A A hypothesised model showing BAHD1 contributes to the enhanced heterochromatin response in RR cancer cells, whereby increased repair efficiency following irradiation (IR)-induced damage leads to decreased radiosensitivity. The inhibition of BAHD1 leads to chromatin unpacking, decreased repair efficiency and improved radiosensitivity (created with Biorender.com). B and C, left Representative images of co-localised γH2AX (green) and p-53BP1 (red) foci in 22Rv1-RR and FaDu-RR cells at 1 and 6 h post-IR, with and without siBAHD1 treatment. Scale bar: 5 μm; (right) Quantification of co-localised γH2AX and p-53BP1 mean foci per cell, bars represent mean±SD, n = 3 per group. D, E Representative western blot showed the changes in the expression of DSB, DNA repair, cell cycle arrest and heterochromatin markers of 22Rv1-RR cells and FaDu-RR cells at 1 and 6 h post-IR, with and without siBAHD1 treatment (normalised against control).

Fig. 6. Increased heterochromatin formation associated with risk of relapse in prostate cancer and head and neck cancer patients after radiotherapy.
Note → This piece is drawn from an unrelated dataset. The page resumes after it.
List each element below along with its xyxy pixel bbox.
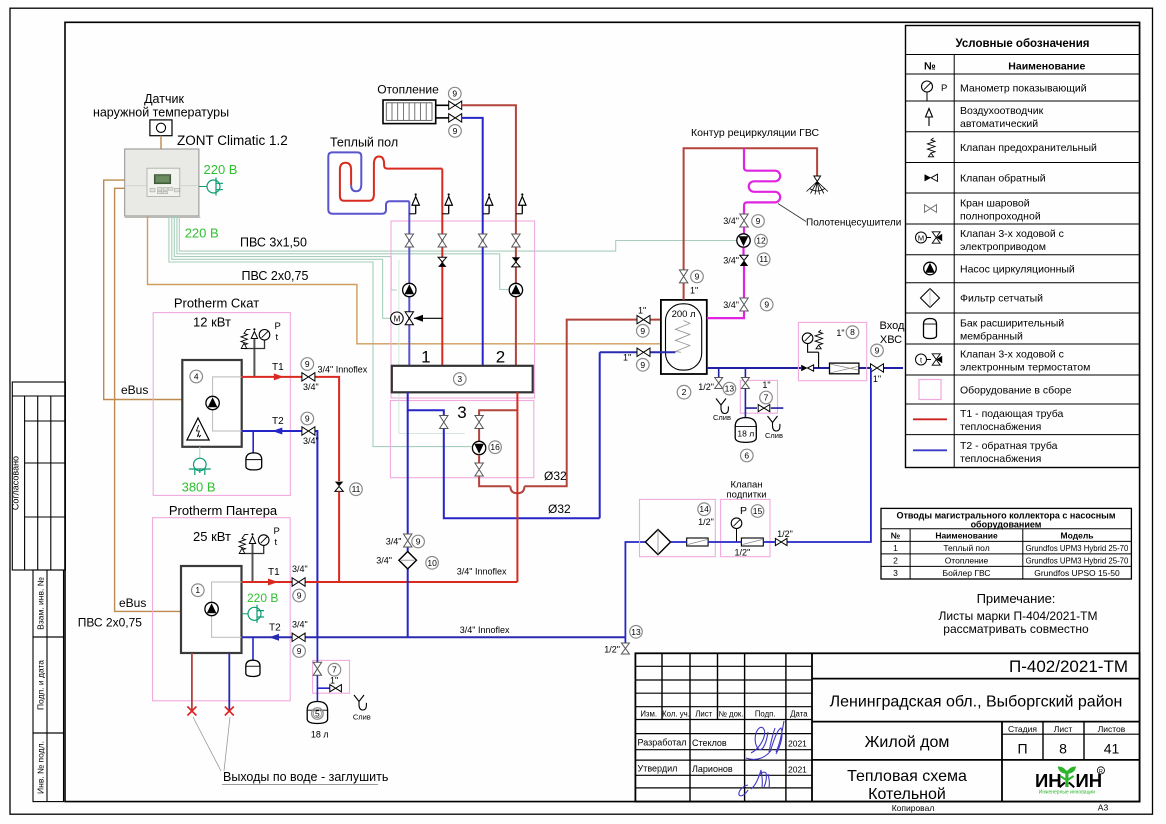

Kaplan-Meier curves of the patients’ stratified heterochromatin activity in (A) NCCS prostate cancer cohort (n = 151); (B) Berlin et al. prostate cancer cohort from GRID (n = 121); (C) NCCS head and neck cancer cohort (n = 158); (D) Zhang et al. head and neck cancer (GSE102349) cohort (n = 88). The hazard ratios and 95% confidence intervals were computed by the COX proportional hazard model, and survival curves were compared by the log-rank test.